Pro-life Hoosiers have a reason to be hopeful, thanks to a recent move by the 6th Circuit Court of Appeals.

Just before Thanksgiving, the court determined that part of a Tennessee law prohibiting abortion because of the child’s sex, race, or diagnosis of Down syndrome, can take effect.

This decision is not the final ruling from the 6th Circuit, as the court still needs to review the full case, but it certainly sends a positive signal to Tennesseans that the court is weighing the law’s constitutionality seriously.

So what does this ruling have to do with Indiana, which is not in the 6th Circuit?

Indiana was, in fact, the first state to pass a law prohibiting such discriminatory abortions. In 2016, then-Governor Mike Pence signed Indiana Right to Life’s House Enrolled Act 1337, banning abortion, under civil rights code, for the sole reason of race, gender, national origin of the mother, Down syndrome or other disability.

“HEA 1337 will ensure the dignified final treatment of the unborn and prohibits abortions that are based only on the unborn child’s sex, race, color, national origin, ancestry, or disability, including Down syndrome,” Governor Pence said in a statement at the time. “Some of my most precious moments as Governor have been with families of children with disabilities, especially those raising children with Down syndrome.”

HEA 1337 was a landmark policy that set the stage for pro-life lawmakers in other states to follow.

But predictably, Planned Parenthood of Indiana and Kentucky sued the state of Indiana in an effort to take down our anti-discrimination law and protect their eugenic legacy.

Consequently, in 2018, the 7th Circuit Court of Appeals struck down Indiana’s law as unconstitutional. The state of Indiana appealed that decision to the Supreme Court and last spring, the Court delivered another disappointment when it declined to hear the case.

However, the Court left a door open. As Justice Clarence Thomas explained, a split in circuit decisions is required for the Supreme Court to weigh in. So far, only one circuit has ruled on a law like ours. Another circuit court would have to rule favorably regarding a similar law for the Supreme Court to settle the matter.

He also explained that prohibiting eugenic abortions presents an issue of “first impression” since the Court has not ruled on a state’s right to restrict eugenic abortions before.

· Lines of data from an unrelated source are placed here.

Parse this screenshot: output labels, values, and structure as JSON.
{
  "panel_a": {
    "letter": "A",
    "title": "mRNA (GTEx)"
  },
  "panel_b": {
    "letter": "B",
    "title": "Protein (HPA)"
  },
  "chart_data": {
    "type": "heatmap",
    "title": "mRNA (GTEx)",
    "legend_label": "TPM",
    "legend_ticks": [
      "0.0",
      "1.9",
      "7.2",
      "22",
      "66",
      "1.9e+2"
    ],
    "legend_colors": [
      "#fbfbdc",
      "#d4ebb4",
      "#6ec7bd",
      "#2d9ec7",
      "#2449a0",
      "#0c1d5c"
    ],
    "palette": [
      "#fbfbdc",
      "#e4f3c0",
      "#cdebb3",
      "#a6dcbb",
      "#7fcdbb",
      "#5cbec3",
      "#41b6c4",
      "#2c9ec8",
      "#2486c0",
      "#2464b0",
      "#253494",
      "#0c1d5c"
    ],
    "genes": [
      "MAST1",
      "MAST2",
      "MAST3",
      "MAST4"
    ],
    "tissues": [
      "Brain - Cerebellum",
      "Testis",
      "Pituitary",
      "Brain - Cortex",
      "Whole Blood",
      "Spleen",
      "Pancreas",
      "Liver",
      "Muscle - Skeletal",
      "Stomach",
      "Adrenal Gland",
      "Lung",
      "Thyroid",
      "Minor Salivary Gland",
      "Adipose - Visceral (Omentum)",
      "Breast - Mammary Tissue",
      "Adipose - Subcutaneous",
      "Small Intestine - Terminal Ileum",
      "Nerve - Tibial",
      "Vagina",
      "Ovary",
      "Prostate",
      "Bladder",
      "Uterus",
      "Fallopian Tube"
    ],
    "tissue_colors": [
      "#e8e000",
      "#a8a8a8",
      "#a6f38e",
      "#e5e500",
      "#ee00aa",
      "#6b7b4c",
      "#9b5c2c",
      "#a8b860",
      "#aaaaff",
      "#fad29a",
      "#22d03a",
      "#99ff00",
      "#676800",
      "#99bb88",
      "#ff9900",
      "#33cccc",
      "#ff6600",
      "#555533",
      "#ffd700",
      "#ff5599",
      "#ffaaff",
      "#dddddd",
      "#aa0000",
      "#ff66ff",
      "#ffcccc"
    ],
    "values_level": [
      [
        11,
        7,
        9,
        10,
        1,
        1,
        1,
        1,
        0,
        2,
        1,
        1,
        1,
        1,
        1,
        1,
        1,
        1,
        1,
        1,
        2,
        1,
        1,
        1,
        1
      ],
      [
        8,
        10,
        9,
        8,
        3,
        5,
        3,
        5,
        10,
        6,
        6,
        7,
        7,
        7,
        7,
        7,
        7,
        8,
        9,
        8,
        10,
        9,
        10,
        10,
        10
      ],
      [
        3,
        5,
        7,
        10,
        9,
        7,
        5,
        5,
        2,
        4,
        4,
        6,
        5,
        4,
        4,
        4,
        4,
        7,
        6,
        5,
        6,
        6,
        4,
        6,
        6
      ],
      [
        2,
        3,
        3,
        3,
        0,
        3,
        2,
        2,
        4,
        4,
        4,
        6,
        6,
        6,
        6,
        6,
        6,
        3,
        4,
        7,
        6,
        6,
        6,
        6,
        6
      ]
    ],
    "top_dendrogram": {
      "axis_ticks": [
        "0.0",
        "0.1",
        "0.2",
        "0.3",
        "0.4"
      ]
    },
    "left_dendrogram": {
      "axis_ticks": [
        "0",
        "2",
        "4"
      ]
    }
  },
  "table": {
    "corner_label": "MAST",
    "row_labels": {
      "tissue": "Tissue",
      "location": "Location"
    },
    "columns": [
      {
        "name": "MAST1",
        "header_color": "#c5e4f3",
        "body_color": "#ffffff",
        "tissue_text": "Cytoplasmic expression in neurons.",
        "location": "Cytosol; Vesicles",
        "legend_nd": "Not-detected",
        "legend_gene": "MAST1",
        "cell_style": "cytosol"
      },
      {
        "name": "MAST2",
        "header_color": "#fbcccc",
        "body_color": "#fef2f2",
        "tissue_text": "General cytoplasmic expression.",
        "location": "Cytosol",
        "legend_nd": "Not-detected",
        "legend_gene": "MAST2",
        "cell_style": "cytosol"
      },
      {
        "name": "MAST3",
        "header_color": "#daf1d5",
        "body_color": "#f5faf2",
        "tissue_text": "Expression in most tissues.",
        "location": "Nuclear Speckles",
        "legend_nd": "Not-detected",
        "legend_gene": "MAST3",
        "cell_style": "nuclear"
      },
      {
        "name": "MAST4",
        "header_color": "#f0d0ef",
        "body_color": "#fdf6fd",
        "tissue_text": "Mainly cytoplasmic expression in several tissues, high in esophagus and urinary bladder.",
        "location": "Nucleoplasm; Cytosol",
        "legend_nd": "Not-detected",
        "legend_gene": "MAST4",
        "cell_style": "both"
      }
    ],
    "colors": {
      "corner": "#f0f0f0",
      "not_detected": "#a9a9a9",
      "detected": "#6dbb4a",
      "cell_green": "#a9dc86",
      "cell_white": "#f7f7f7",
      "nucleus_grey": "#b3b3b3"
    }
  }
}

“The Court’s decision to allow further percolation should not be interpreted as agreement with the decisions below,” Thomas added. “Enshrining a constitutional right to an abortion based solely on the race, sex, or disability of an unborn child, as Planned Parenthood advocates, would constitutionalize the views of the 20th-century eugenics movement.”

As Thomas Messner, a Senior Fellow in Legal Policy at the Charlotte Lozier Institute, explained at the time, the Court’s decision not to hear the case was the second-best outcome pro-lifers could have asked for. By leaving the door open for other states to continue passing prenatal anti-discrimination laws, the Court has left open for itself the opportunity to rule on the issue somewhere down the line.

Indeed, over the last four years, other states have attempted similar pro-life protections for highly vulnerable unborn babies. Ohio passed a law prohibiting abortion for the reason of a Down syndrome diagnosis, and Tennessee passed one that mirrored Indiana’s other protections, as well.

Both are working their way through the 6th Circuit, and the recent decision regarding the Tennessee law gives hope for split circuits and the chance for the Supreme Court to revisit the issue originally posed by Indiana.